Tomoe looked up. Her cheeks were wet. She said, “You can do this? We can see each other?”
“He cannot see you. But this toad I fished from the stream is not ordinary, for I used a special bait.” The tengu held up the creature he had caught on the fishing line. It looked like an ordinary toad except its eyes. When Tomoe looked closely, she realized the eyes were like two small mirrors. She gasped and backed away on hands and knees.
“O-gama!” she exclaimed.
“The toad-goblin can grant you the vision to see all the way to your home in Heida.” The tengu placed the toad on the ground. It opened its mouth like a little
shibi
urinal, and white mist began to exude. The mist swept up around Tomoe. She felt a rush of panic as her arms and limbs went numb; but the mists parted a bit so that she could see the countryside of Heida far from Isso. Her soul was being whisked away to her hometown! Directly, she was viewing her father who lay on a thick futon and was covered with two lighter futons. Tomoe's grandmother sat on her knees near the foot of this bed. Tomoe's brother, his arm bound to his breast, sat at the bedside, crying.
The inability to feel her body was unsettling to Tomoe. She struggled mentally for some control, but could not succeed. It did not seem possible to get closer to her father.
Nakahara Kaneto breathed deeply. He looked older than his years, aged by family troubles and then by sickness and injury. Yet his eyes remained open and alert; he must have known he was dying.
Tomoe's brother said, “Come to the side of the bed, Grandmother. Please make peace with Father as I have done.”
“My son is dead already, Kanchira,” the old woman said. She was tired but stubborn. Obviously she had been taking care of her dying son; but she was still not speaking to him, because he had declared Tomoe dead. “He is dead for as long as my granddaughter is dead,” she explained. “I will not speak to his ghost. I am his ancestor; he is not mine. So I need not do his ghost honor.”
It was a sorrowful situation. Kanchira was torn between love for both his father and grandmother. It caused him pain that they would not make up. He said, “Father. Is it so hard to beg Grandmother's forgiveness?”
The old man lay still, looking at the rafters.
“Grandmother!” Imai Kanchira stood up, hurried to the foot of the bed and got down on his knees again. “For my sake, Grandmother! Father cannot live much longer. How can his ghost rest if you will not forgive him?”
“As well as mine shall rest,” said the old woman.
The dying man tried to speak. His son hurried back to his side and asked, “Will you speak, Father?”
He said, “I regret,” then gasped for breath.
Kanchira bowed closer to his father's face. “What do you regret, Father?”
“I regret ⦠that I cannot see Tomoe.”
The old woman tried to remain severe, but water filled her eyes. It was the first time since pronouncing Tomoe dead that Nakahara Kaneto had said his daughter's name. It was as good as an apology. The old woman bowed to the floor and began to weep the many tears she had held back for so long. She wailed, “Do not die, Kaneto my son! I'm certain Tomoe will come home soon! We will all be united in happiness a final moment before you are gone!”

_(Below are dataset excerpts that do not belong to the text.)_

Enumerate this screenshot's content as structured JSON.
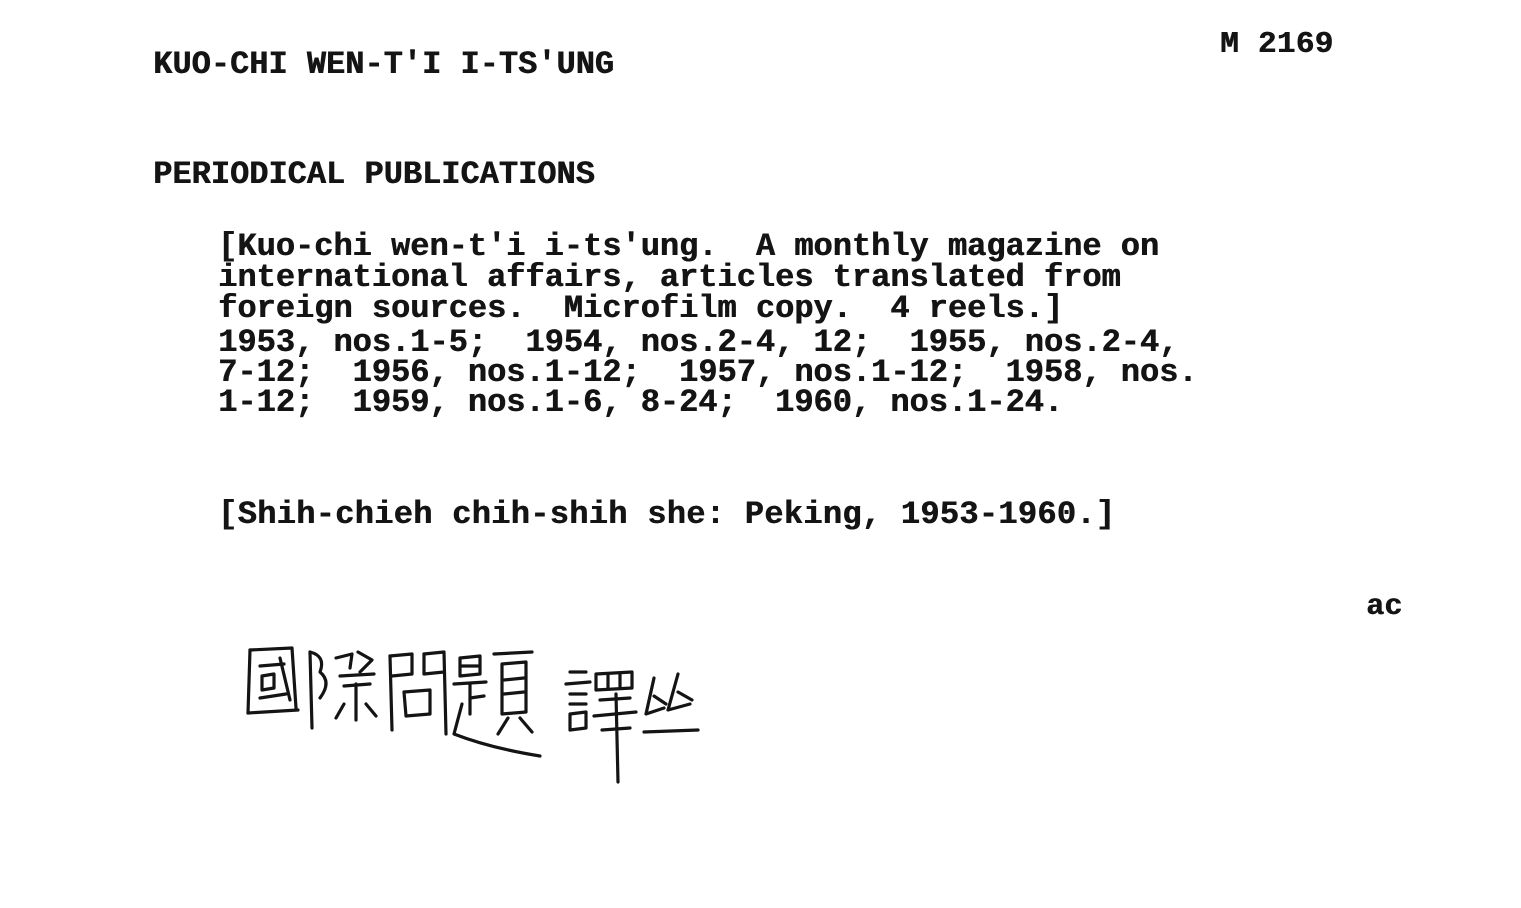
{
  "card": {
    "heading": "KUO-CHI WEN-T'I I-TS'UNG",
    "call_number": "M 2169",
    "subject": "PERIODICAL PUBLICATIONS",
    "body_lines": [
      "[Kuo-chi wen-t'i i-ts'ung.  A monthly magazine on",
      "international affairs, articles translated from",
      "foreign sources.  Microfilm copy.  4 reels.]",
      "1953, nos.1-5;  1954, nos.2-4, 12;  1955, nos.2-4,",
      "7-12;  1956, nos.1-12;  1957, nos.1-12;  1958, nos.",
      "1-12;  1959, nos.1-6, 8-24;  1960, nos.1-24."
    ],
    "publisher": "[Shih-chieh chih-shih she: Peking, 1953-1960.]",
    "initials": "ac",
    "chinese_title": "國際問題譯丛",
    "ink_color": "#141414",
    "paper_color": "#ffffff"
  }
}
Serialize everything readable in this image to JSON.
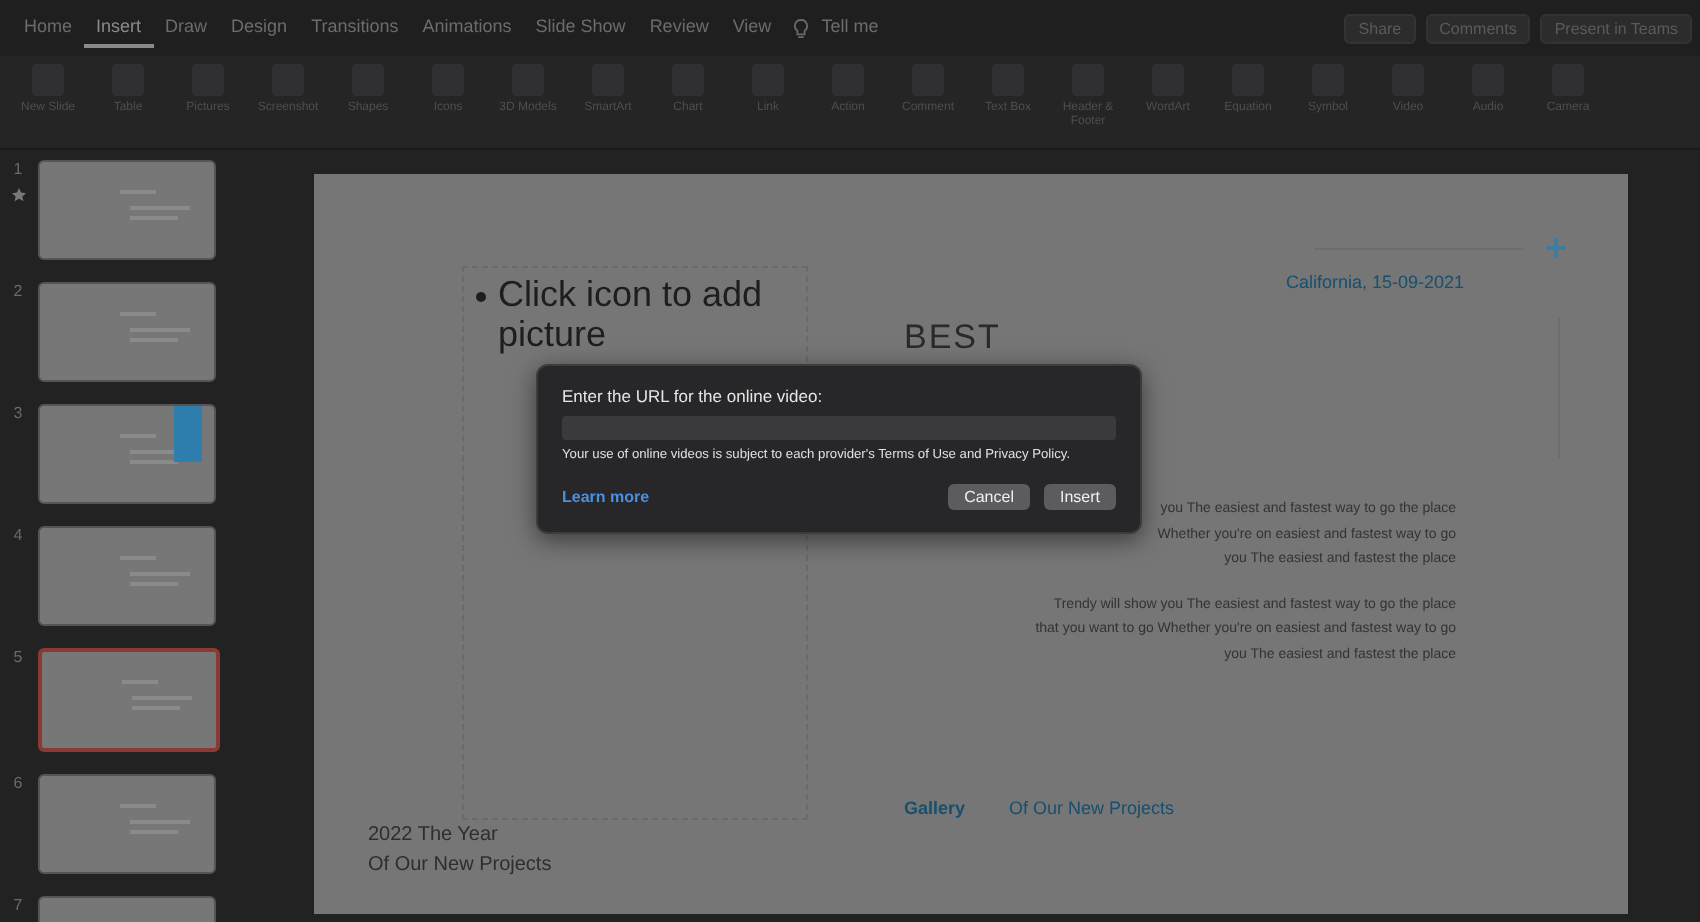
{
  "menu_tabs": [
    {
      "label": "Home",
      "selected": false
    },
    {
      "label": "Insert",
      "selected": true
    },
    {
      "label": "Draw",
      "selected": false
    },
    {
      "label": "Design",
      "selected": false
    },
    {
      "label": "Transitions",
      "selected": false
    },
    {
      "label": "Animations",
      "selected": false
    },
    {
      "label": "Slide Show",
      "selected": false
    },
    {
      "label": "Review",
      "selected": false
    },
    {
      "label": "View",
      "selected": false
    }
  ],
  "tell_me": "Tell me",
  "top_buttons": [
    "Share",
    "Comments",
    "Present in Teams"
  ],
  "ribbon": [
    {
      "label": "New Slide"
    },
    {
      "label": "Table"
    },
    {
      "label": "Pictures"
    },
    {
      "label": "Screenshot"
    },
    {
      "label": "Shapes"
    },
    {
      "label": "Icons"
    },
    {
      "label": "3D Models"
    },
    {
      "label": "SmartArt"
    },
    {
      "label": "Chart"
    },
    {
      "label": "Link"
    },
    {
      "label": "Action"
    },
    {
      "label": "Comment"
    },
    {
      "label": "Text Box"
    },
    {
      "label": "Header & Footer"
    },
    {
      "label": "WordArt"
    },
    {
      "label": "Equation"
    },
    {
      "label": "Symbol"
    },
    {
      "label": "Video"
    },
    {
      "label": "Audio"
    },
    {
      "label": "Camera"
    }
  ],
  "slides": [
    {
      "number": "1",
      "starred": true,
      "selected": false,
      "accent": false
    },
    {
      "number": "2",
      "starred": false,
      "selected": false,
      "accent": false
    },
    {
      "number": "3",
      "starred": false,
      "selected": false,
      "accent": true
    },
    {
      "number": "4",
      "starred": false,
      "selected": false,
      "accent": false
    },
    {
      "number": "5",
      "starred": false,
      "selected": true,
      "accent": false
    },
    {
      "number": "6",
      "starred": false,
      "selected": false,
      "accent": false
    },
    {
      "number": "7",
      "starred": false,
      "selected": false,
      "accent": false
    }
  ],
  "slide": {
    "placeholder": "Click icon to add picture",
    "title": "BEST",
    "date": "California, 15-09-2021",
    "paragraphs": [
      [
        "you The easiest and fastest way to go the place",
        "Whether you're on easiest and fastest way to go",
        "you The easiest and fastest the place"
      ],
      [
        "Trendy will show you The easiest and fastest way to go the place",
        "that you want to go Whether you're on easiest and fastest way to go",
        "you The easiest and fastest the place"
      ]
    ],
    "gallery": "Gallery",
    "gallery_sub": "Of Our New Projects",
    "year": "2022 The Year",
    "year_sub": "Of Our New Projects"
  },
  "dialog": {
    "prompt": "Enter the URL for the online video:",
    "notice": "Your use of online videos is subject to each provider's Terms of Use and Privacy Policy.",
    "link": "Learn more",
    "buttons": [
      "Cancel",
      "Insert"
    ]
  }
}
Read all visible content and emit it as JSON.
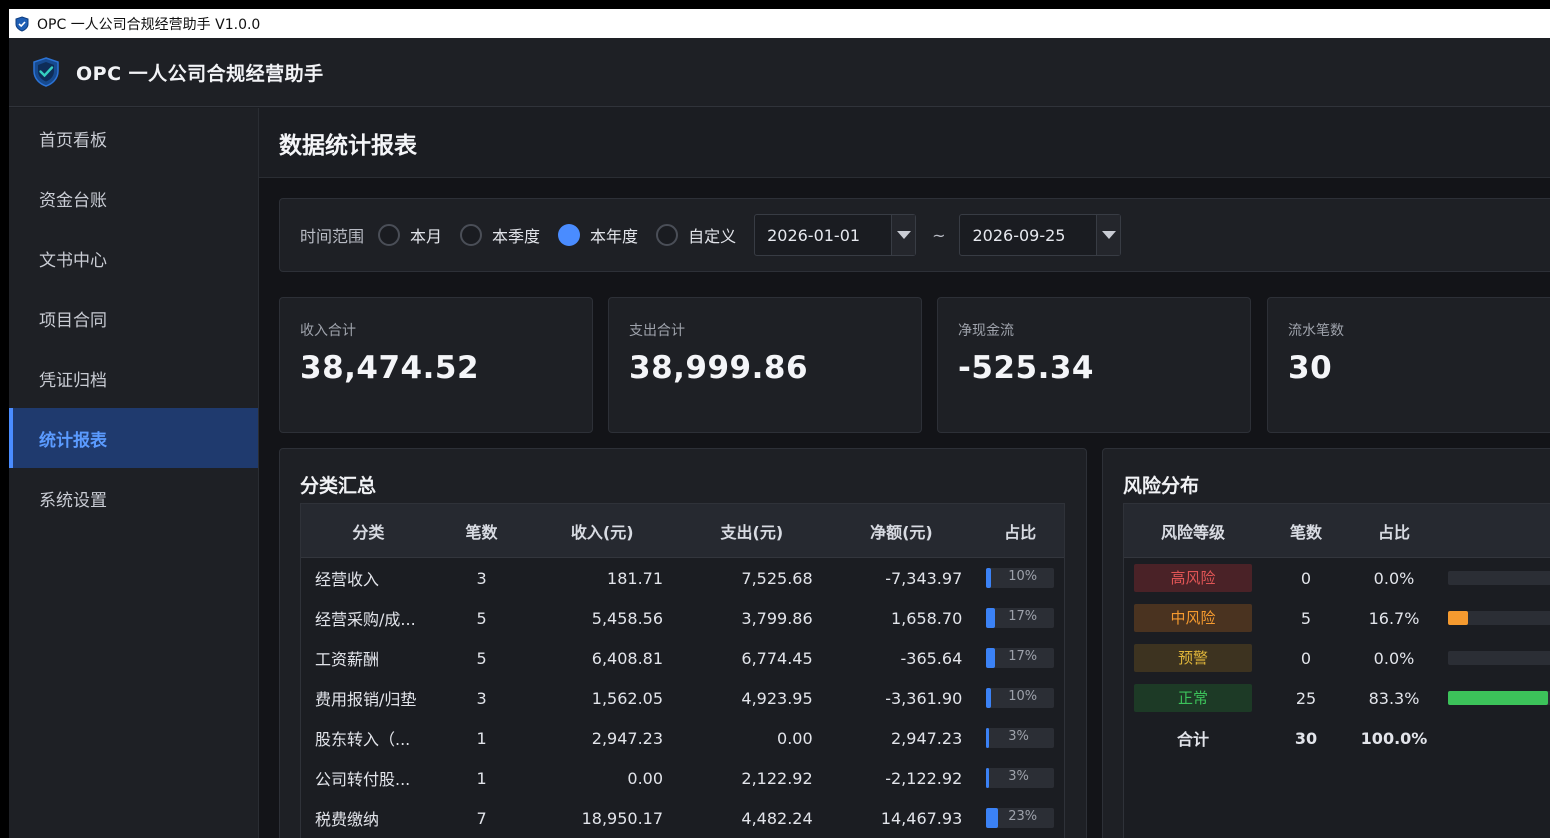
{
  "window": {
    "title": "OPC 一人公司合规经营助手 V1.0.0"
  },
  "header": {
    "app_name": "OPC 一人公司合规经营助手"
  },
  "sidebar": {
    "items": [
      {
        "label": "首页看板"
      },
      {
        "label": "资金台账"
      },
      {
        "label": "文书中心"
      },
      {
        "label": "项目合同"
      },
      {
        "label": "凭证归档"
      },
      {
        "label": "统计报表",
        "active": true
      },
      {
        "label": "系统设置"
      }
    ]
  },
  "page": {
    "title": "数据统计报表"
  },
  "filter": {
    "label": "时间范围",
    "options": [
      "本月",
      "本季度",
      "本年度",
      "自定义"
    ],
    "selected": "本年度",
    "date_from": "2026-01-01",
    "separator": "~",
    "date_to": "2026-09-25"
  },
  "summary": [
    {
      "label": "收入合计",
      "value": "38,474.52"
    },
    {
      "label": "支出合计",
      "value": "38,999.86"
    },
    {
      "label": "净现金流",
      "value": "-525.34"
    },
    {
      "label": "流水笔数",
      "value": "30"
    }
  ],
  "category_panel": {
    "title": "分类汇总",
    "columns": [
      "分类",
      "笔数",
      "收入(元)",
      "支出(元)",
      "净额(元)",
      "占比"
    ],
    "rows": [
      {
        "name": "经营收入",
        "count": "3",
        "income": "181.71",
        "expense": "7,525.68",
        "net": "-7,343.97",
        "ratio_label": "10%",
        "ratio": 0.1
      },
      {
        "name": "经营采购/成...",
        "count": "5",
        "income": "5,458.56",
        "expense": "3,799.86",
        "net": "1,658.70",
        "ratio_label": "17%",
        "ratio": 0.17
      },
      {
        "name": "工资薪酬",
        "count": "5",
        "income": "6,408.81",
        "expense": "6,774.45",
        "net": "-365.64",
        "ratio_label": "17%",
        "ratio": 0.17
      },
      {
        "name": "费用报销/归垫",
        "count": "3",
        "income": "1,562.05",
        "expense": "4,923.95",
        "net": "-3,361.90",
        "ratio_label": "10%",
        "ratio": 0.1
      },
      {
        "name": "股东转入（...",
        "count": "1",
        "income": "2,947.23",
        "expense": "0.00",
        "net": "2,947.23",
        "ratio_label": "3%",
        "ratio": 0.03
      },
      {
        "name": "公司转付股...",
        "count": "1",
        "income": "0.00",
        "expense": "2,122.92",
        "net": "-2,122.92",
        "ratio_label": "3%",
        "ratio": 0.03
      },
      {
        "name": "税费缴纳",
        "count": "7",
        "income": "18,950.17",
        "expense": "4,482.24",
        "net": "14,467.93",
        "ratio_label": "23%",
        "ratio": 0.23
      }
    ]
  },
  "risk_panel": {
    "title": "风险分布",
    "columns": [
      "风险等级",
      "笔数",
      "占比"
    ],
    "rows": [
      {
        "level": "高风险",
        "count": "0",
        "pct": "0.0%",
        "ratio": 0.0,
        "text_color": "#e05555",
        "bg_color": "#4a2227",
        "bar_color": "#e05555"
      },
      {
        "level": "中风险",
        "count": "5",
        "pct": "16.7%",
        "ratio": 0.167,
        "text_color": "#f59a2f",
        "bg_color": "#4a3320",
        "bar_color": "#f59a2f"
      },
      {
        "level": "预警",
        "count": "0",
        "pct": "0.0%",
        "ratio": 0.0,
        "text_color": "#e0b63a",
        "bg_color": "#3d3320",
        "bar_color": "#e0b63a"
      },
      {
        "level": "正常",
        "count": "25",
        "pct": "83.3%",
        "ratio": 0.833,
        "text_color": "#3cc25a",
        "bg_color": "#1d3a26",
        "bar_color": "#3cc25a"
      }
    ],
    "total": {
      "label": "合计",
      "count": "30",
      "pct": "100.0%"
    }
  },
  "colors": {
    "accent": "#4a8cff",
    "ratio_fill": "#3b82f6"
  }
}
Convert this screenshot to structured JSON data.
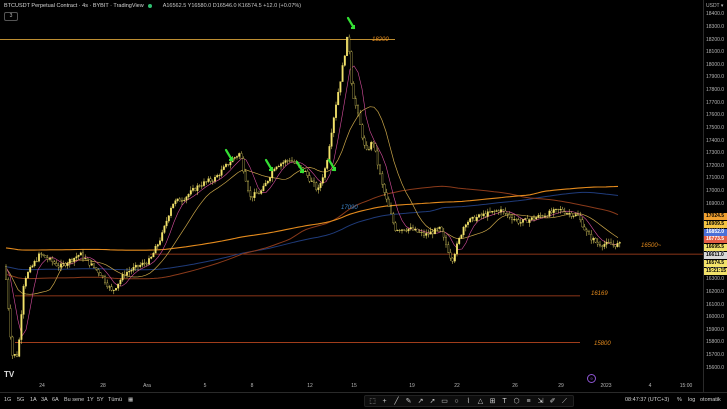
{
  "legend": {
    "symbol": "BTCUSDT Perpetual Contract · 4s · BYBIT · TradingView",
    "ohlc": "A16562.5  Y16580.0  D16546.0  K16574.5  +12.0 (+0.07%)",
    "collapse_label": "3"
  },
  "price_axis": {
    "currency": "USDT ▾",
    "ticks": [
      "18400.0",
      "18300.0",
      "18200.0",
      "18100.0",
      "18000.0",
      "17900.0",
      "17800.0",
      "17700.0",
      "17600.0",
      "17500.0",
      "17400.0",
      "17300.0",
      "17200.0",
      "17100.0",
      "17000.0",
      "16900.0",
      "16800.0",
      "16700.0",
      "16600.0",
      "16500.0",
      "16400.0",
      "16300.0",
      "16200.0",
      "16100.0",
      "16000.0",
      "15900.0",
      "15800.0",
      "15700.0",
      "15600.0"
    ],
    "tags": [
      {
        "label": "17024.5",
        "color": "#f0a030"
      },
      {
        "label": "16909.5",
        "color": "#f4c542"
      },
      {
        "label": "16852.0",
        "color": "#4a6fd8"
      },
      {
        "label": "16773.5",
        "color": "#e35d45"
      },
      {
        "label": "16695.5",
        "color": "#f2e26a"
      },
      {
        "label": "16611.0",
        "color": "#d8d8d8"
      },
      {
        "label": "16574.5",
        "color": "#f2e26a"
      },
      {
        "label": "15:21:15",
        "color": "#f2e26a"
      }
    ]
  },
  "time_axis": {
    "ticks": [
      "24",
      "28",
      "Ara",
      "5",
      "8",
      "12",
      "15",
      "19",
      "22",
      "26",
      "29",
      "2023",
      "4",
      "15:00"
    ]
  },
  "levels": [
    {
      "label": "18200",
      "price": 18200
    },
    {
      "label": "16500~",
      "price": 16500
    },
    {
      "label": "16169",
      "price": 16169
    },
    {
      "label": "15800",
      "price": 15800
    }
  ],
  "annotation_17090": "17090",
  "marker_purple": "9",
  "bottom_bar": {
    "timeframes": [
      "1G",
      "5G",
      "1A",
      "3A",
      "6A",
      "Bu sene",
      "1Y",
      "5Y",
      "Tümü"
    ],
    "tools": [
      "select-icon",
      "crosshair-icon",
      "trendline-icon",
      "pen-icon",
      "ray-icon",
      "arrow-icon",
      "rectangle-icon",
      "circle-icon",
      "path-icon",
      "triangle-icon",
      "ruler-icon",
      "text-icon",
      "price-label-icon",
      "fib-icon",
      "measure-icon",
      "pencil-icon",
      "brush-icon"
    ],
    "clock": "08:47:37 (UTC+3)",
    "percent": "%",
    "log": "log",
    "auto": "otomatik"
  },
  "chart_data": {
    "type": "candlestick",
    "ylim": [
      15550,
      18450
    ],
    "lines": [
      {
        "name": "",
        "color": "#e38a1d"
      },
      {
        "name": "",
        "color": "#1f3b7a"
      },
      {
        "name": "",
        "color": "#8a3a1a"
      },
      {
        "name": "",
        "color": "#f2e26a"
      }
    ]
  }
}
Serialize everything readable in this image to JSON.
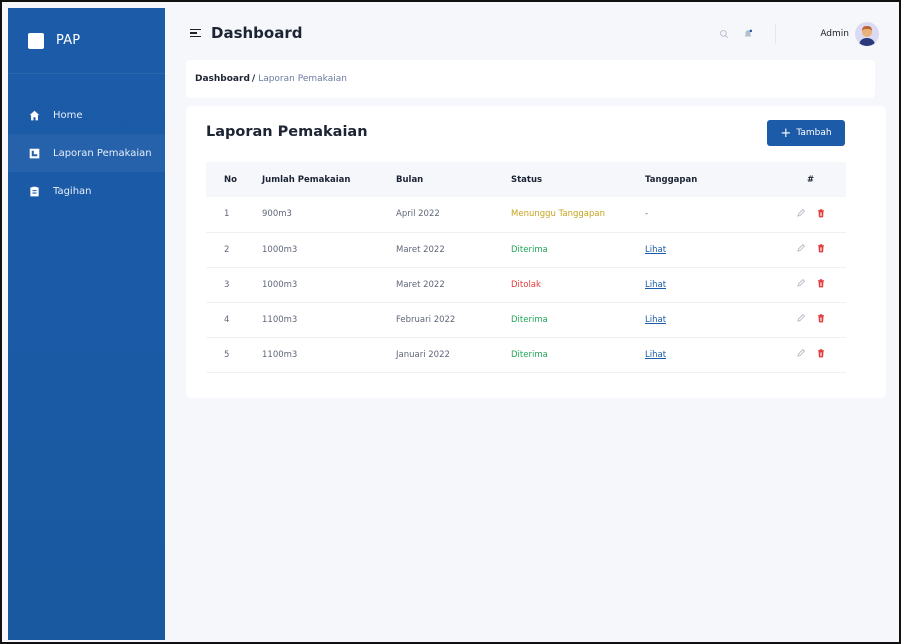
{
  "app": {
    "brand": "PAP",
    "page_title": "Dashboard"
  },
  "sidebar": {
    "items": [
      {
        "label": "Home",
        "icon": "home-icon"
      },
      {
        "label": "Laporan Pemakaian",
        "icon": "monitor-icon",
        "active": true
      },
      {
        "label": "Tagihan",
        "icon": "clipboard-icon"
      }
    ]
  },
  "topbar": {
    "user_name": "Admin"
  },
  "breadcrumb": {
    "root": "Dashboard",
    "separator": "/",
    "current": "Laporan Pemakaian"
  },
  "card": {
    "title": "Laporan Pemakaian",
    "add_label": "Tambah"
  },
  "table": {
    "headers": [
      "No",
      "Jumlah Pemakaian",
      "Bulan",
      "Status",
      "Tanggapan",
      "#"
    ],
    "rows": [
      {
        "no": "1",
        "jumlah": "900m3",
        "bulan": "April 2022",
        "status": "Menunggu Tanggapan",
        "status_type": "warning",
        "tanggapan": "-"
      },
      {
        "no": "2",
        "jumlah": "1000m3",
        "bulan": "Maret 2022",
        "status": "Diterima",
        "status_type": "success",
        "tanggapan": "Lihat"
      },
      {
        "no": "3",
        "jumlah": "1000m3",
        "bulan": "Maret 2022",
        "status": "Ditolak",
        "status_type": "danger",
        "tanggapan": "Lihat"
      },
      {
        "no": "4",
        "jumlah": "1100m3",
        "bulan": "Februari 2022",
        "status": "Diterima",
        "status_type": "success",
        "tanggapan": "Lihat"
      },
      {
        "no": "5",
        "jumlah": "1100m3",
        "bulan": "Januari 2022",
        "status": "Diterima",
        "status_type": "success",
        "tanggapan": "Lihat"
      }
    ]
  },
  "colors": {
    "primary": "#1c5ba8",
    "warning": "#c7a41a",
    "success": "#20a65a",
    "danger": "#e23b3b"
  }
}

It was an impossible wish, Tomoe knew; she could not leave for home in time. Unable to face the sadness in the room, Tomoe struggled to escape back to Isso. She felt her heart beat; it was the first thing she felt as her soul returned to its body. Then she felt nothing again. The mists parted and once more Tomoe saw her weeping grandmother, sad brother, and dying father. She fought to regain her body, but the magic of the toad was stronger. “I don't want to see anymore!” Tomoe shouted, but didn't make a sound. She found her hands in the mist; they were the only things she could see. With them she felt near her waist and discovered where her swords were kept. She drew the shortsword and threw it. The mist popped like a bubble and vanished instantaneously.